CrazyDhtSpider
Based on Swoole,a PHP DHT crawler, which have insane productivity(依托于swoole的PHP版本的DHT爬虫,有着奇高的效率)
Install / Use
/learn @ixiaofeng/CrazyDhtSpiderREADME
crazyDhtSpider
🌐 Language Switch
- English README | 中文 README
This project is modified from phpDhtSpider: https://github.com/cuijun123/phpDhtSpider
📋 Project Overview
A distributed DHT network crawler implemented based on PHP + Swoole, designed to efficiently collect and process DHT network data.
🚀 Quick Start
Environment Requirements
- Server has set
ulimit -n 65535 - Firewall has opened required ports
- Swoole executable file has been placed in the project root directory
Installation Steps
-
Clone the repository
git clone https://github.com/ixiaofeng/crazyDhtSpider.git cd crazyDhtSpider -
Download Swoole executable file
- Visit
https://www.swoole.com/ - Download the corresponding Swoole executable file
- Place it in the directory at the same level as
dht_clientanddht_server
- Visit
-
Configure the project
- Edit
dht_client/config.phpanddht_server/config.phpas needed - Ensure database connection settings are correct
- Edit
Run the Crawler
dht_client (Crawler Server)
-
Set server limits
ulimit -n 65535 -
Open firewall ports
# Ubuntu/Debian system example ufw allow 6882/udp # CentOS/RHEL system example firewall-cmd --permanent --add-port=6882/udp firewall-cmd --reload -
Start the client
./swoole-cli dht_client/client.php -
Stop the client
# Find the process ps aux|grep php_dht_client_master # Terminate the process (use the found process ID) kill -2 <process_id>
dht_server (Data Receiving Server)
-
Set server limits
ulimit -n 65535 -
Open firewall ports (if server and client are on different machines)

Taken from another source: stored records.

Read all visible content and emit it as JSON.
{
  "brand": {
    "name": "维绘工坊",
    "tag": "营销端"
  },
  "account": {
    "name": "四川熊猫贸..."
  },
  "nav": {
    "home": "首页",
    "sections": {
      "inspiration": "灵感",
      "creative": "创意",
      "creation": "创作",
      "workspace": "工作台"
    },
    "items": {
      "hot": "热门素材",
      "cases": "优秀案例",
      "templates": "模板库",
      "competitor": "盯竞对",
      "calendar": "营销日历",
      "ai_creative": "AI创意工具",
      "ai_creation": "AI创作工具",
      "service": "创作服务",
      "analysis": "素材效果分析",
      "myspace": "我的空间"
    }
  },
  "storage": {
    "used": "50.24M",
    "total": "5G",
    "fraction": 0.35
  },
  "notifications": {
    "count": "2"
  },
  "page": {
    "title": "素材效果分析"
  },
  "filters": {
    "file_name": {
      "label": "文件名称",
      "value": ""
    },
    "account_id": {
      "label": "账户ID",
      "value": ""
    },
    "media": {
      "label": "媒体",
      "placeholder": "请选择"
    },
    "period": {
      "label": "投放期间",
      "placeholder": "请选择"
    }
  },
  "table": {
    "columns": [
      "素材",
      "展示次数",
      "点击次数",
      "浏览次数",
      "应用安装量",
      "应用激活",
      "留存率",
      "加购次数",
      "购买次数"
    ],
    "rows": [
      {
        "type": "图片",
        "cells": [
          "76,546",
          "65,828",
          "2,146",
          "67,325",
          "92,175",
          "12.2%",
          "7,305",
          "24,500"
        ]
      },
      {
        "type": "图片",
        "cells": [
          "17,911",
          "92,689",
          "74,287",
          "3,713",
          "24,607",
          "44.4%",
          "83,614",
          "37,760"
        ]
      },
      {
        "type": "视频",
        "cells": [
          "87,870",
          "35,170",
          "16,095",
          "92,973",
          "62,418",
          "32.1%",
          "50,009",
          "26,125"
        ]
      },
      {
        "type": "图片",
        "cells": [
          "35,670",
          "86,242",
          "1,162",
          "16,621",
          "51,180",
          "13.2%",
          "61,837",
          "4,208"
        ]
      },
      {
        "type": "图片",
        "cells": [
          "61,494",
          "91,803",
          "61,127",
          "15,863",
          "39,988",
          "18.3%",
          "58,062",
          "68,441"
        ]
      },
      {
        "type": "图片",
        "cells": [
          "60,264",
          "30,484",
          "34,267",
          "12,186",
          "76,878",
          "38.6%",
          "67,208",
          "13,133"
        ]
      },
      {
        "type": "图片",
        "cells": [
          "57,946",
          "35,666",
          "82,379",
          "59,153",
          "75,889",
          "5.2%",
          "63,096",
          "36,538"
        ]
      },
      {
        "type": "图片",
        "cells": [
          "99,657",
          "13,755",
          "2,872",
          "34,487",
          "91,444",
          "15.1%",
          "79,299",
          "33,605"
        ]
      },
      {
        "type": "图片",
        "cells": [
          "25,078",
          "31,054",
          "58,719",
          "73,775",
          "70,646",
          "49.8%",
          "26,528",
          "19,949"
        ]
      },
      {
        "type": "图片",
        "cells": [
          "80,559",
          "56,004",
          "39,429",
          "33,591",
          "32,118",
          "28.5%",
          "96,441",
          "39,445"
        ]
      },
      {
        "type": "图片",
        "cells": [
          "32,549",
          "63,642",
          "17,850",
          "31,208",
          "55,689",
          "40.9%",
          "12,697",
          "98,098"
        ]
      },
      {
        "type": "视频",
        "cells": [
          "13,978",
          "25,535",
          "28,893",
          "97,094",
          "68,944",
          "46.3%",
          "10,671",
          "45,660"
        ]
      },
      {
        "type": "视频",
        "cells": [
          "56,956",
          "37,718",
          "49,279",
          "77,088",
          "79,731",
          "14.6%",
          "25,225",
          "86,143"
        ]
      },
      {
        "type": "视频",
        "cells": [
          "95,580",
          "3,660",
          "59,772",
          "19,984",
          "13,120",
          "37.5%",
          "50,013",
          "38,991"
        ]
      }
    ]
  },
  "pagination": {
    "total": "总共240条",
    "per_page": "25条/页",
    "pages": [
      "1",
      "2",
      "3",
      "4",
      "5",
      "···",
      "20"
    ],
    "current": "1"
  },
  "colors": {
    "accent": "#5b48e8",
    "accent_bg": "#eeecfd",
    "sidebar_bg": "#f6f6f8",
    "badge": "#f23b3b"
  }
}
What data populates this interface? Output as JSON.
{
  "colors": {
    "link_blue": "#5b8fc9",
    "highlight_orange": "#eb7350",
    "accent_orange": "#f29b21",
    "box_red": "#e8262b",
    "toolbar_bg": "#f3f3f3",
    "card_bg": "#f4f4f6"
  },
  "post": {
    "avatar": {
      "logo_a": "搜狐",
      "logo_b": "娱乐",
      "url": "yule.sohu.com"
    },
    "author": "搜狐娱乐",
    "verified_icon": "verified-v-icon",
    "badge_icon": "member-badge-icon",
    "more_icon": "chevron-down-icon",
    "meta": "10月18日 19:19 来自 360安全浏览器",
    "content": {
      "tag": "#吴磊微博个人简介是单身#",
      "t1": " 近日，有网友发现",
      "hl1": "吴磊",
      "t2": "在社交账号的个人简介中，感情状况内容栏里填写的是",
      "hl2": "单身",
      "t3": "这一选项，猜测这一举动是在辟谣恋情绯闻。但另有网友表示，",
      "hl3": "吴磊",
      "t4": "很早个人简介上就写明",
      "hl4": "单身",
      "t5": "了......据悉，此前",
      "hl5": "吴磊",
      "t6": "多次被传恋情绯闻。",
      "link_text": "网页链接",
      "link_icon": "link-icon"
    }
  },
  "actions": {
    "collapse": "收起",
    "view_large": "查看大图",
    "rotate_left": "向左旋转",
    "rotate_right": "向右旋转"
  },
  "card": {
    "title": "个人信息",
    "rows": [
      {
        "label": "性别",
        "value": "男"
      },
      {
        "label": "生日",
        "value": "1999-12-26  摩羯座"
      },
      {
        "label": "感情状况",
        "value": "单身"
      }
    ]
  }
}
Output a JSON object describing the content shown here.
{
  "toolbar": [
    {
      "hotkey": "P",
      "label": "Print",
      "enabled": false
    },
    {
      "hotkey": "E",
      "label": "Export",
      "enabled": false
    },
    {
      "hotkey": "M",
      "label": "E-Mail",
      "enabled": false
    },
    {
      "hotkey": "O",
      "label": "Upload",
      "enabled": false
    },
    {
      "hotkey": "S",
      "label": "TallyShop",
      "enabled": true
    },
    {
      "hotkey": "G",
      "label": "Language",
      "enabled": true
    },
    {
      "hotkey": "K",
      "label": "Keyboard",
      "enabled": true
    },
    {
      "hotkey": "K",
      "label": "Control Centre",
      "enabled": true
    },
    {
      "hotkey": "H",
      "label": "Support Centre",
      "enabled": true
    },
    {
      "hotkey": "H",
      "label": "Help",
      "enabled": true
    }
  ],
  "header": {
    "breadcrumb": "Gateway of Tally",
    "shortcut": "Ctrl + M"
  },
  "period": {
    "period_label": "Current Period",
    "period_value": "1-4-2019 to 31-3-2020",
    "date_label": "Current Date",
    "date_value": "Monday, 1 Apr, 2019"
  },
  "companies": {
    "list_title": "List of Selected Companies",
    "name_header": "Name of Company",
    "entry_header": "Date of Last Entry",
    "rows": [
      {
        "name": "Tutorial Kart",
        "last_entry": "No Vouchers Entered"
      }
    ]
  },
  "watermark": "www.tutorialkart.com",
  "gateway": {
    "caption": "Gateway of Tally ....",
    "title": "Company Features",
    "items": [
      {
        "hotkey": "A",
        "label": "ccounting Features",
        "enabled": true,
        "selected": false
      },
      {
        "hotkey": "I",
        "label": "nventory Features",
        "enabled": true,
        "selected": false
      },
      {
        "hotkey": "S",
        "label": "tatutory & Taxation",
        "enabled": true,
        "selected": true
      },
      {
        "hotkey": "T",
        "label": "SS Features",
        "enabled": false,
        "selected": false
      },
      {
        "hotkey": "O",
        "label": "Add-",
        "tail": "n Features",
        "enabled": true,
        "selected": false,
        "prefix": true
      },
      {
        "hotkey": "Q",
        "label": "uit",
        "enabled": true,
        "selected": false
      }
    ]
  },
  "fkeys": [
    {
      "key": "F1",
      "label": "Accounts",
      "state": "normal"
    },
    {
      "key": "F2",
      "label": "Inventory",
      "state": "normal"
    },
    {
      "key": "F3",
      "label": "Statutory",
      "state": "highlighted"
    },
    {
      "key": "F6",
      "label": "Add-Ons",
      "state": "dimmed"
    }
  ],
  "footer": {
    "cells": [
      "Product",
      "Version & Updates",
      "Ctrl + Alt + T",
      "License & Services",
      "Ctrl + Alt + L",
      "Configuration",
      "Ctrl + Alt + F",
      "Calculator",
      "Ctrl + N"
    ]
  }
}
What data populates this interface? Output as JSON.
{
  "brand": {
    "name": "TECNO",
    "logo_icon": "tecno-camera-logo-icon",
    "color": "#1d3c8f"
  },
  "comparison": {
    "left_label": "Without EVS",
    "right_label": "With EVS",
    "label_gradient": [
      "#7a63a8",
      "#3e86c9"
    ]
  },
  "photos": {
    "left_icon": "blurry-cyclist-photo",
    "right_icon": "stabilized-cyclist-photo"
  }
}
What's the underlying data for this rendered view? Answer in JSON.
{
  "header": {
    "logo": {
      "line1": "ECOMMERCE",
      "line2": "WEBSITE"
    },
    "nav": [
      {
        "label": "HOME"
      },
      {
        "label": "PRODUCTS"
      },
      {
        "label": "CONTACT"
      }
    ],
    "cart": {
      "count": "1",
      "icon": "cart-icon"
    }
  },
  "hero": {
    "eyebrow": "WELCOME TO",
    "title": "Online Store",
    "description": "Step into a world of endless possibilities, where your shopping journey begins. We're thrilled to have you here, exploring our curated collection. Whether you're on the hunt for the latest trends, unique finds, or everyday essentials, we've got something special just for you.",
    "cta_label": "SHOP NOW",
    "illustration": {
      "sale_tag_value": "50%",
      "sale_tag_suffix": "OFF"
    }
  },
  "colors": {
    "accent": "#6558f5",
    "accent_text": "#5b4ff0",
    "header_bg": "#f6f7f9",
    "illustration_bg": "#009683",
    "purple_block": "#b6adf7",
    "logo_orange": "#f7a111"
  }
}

# Ubuntu/Debian system example ufw allow 2345/udp # CentOS/RHEL system example firewall-cmd --permanent --add-port=2345/udp firewall-cmd --reload -
Start the server and client
# Start the server ./swoole-cli dht_server/server.php # Start the client (in another terminal or background) ./swoole-cli dht_client/client.php -
Stop the server
# Find the process ps aux|grep php_dht_server_master # Terminate the process (use the found process ID) kill -2 <process_id>
📁 Project Structure
crazyDhtSpider/
├── dht_client/ # Crawler client directory
│ ├── client.php # Client main script
│ ├── config.php # Client configuration
│ └── inc/ # Client include files
├── dht_server/ # Data server directory
│ ├── server.php # Server main script
│ ├── config.php # Server configuration
│ └── inc/ # Server include files
├── import_infohash.php # Infohash import Redis script
├── README.md # English documentation
└── README_CN.md # Chinese documentation
⚙️ Configuration Guide
dht_client/config.php
Download Mode Configuration
// Download mode configuration
'enable_remote_download' => false, // Enable remote download forwarding
'enable_local_download' => true, // Enable local download
'only_remote_requests' => false, // Only handle download requests from other servers
Download mode combinations:
- Default full mode (false, true, false): Local download, run DHT crawler, handle local and remote download requests
- Remote forwarding mode (true, false, false): All download tasks forwarded to remote server, local only runs DHT crawler
- Dual download mode (true, true, false): Priority use remote download forwarding, local as backup
- Pure crawler mode (false, false, false): Only run DHT crawler, do not handle any download requests
- Dedicated download server mode (false, true, true): Only handle download requests from other servers, do not run DHT crawler
- Restricted mode (any, any, true): When only_remote_requests is true, download forwarding is automatically disabled, only handle remote download requests
dht_server/config.php
Main configurations include Swoole server settings and database connection information, which can be adjusted according to the actual environment.
📊 Performance Optimization Suggestions
-
Server Requirements
- VPS with sufficient bandwidth (unlimited traffic recommended)
- At least 1GB memory to handle medium traffic
- SSD storage for better database performance
-
Database Optimization
- Implement table partitioning as data volume grows
- Use appropriate indexes for frequently queried fields
- Consider read-write separation for high-traffic scenarios
-
Scaling Suggestions
- Deploy multiple client instances on different servers
- Use load balancing for server components
- Monitor system resources and adjust as needed
🚨 Common Issues
-
Cannot collect data
- Ensure firewall has opened 6882 UDP port
- Check server limit setting
ulimit -n
-
Large error logs
- Error logs are normal and do not affect functionality
- Use scheduled tasks to clean large log files
-
Initial data collection is slow
- This is normal as the crawler is building its node database
- Performance will gradually improve as more nodes are discovered
📝 Notes
- Error logs will be generated during operation, which is normal and does not affect functionality.
- For production deployment, it is recommended to enable background daemon mode (
daemonize => true). - Monitor database performance and implement partitioning if necessary.
- This tool is for learning and research purposes only. The author is not responsible for any disputes or legal issues arising from its use.
🤝 Contribution
Contributions are welcome! Please feel free to submit Pull Requests.
📄 License
This project is open source under the MIT License.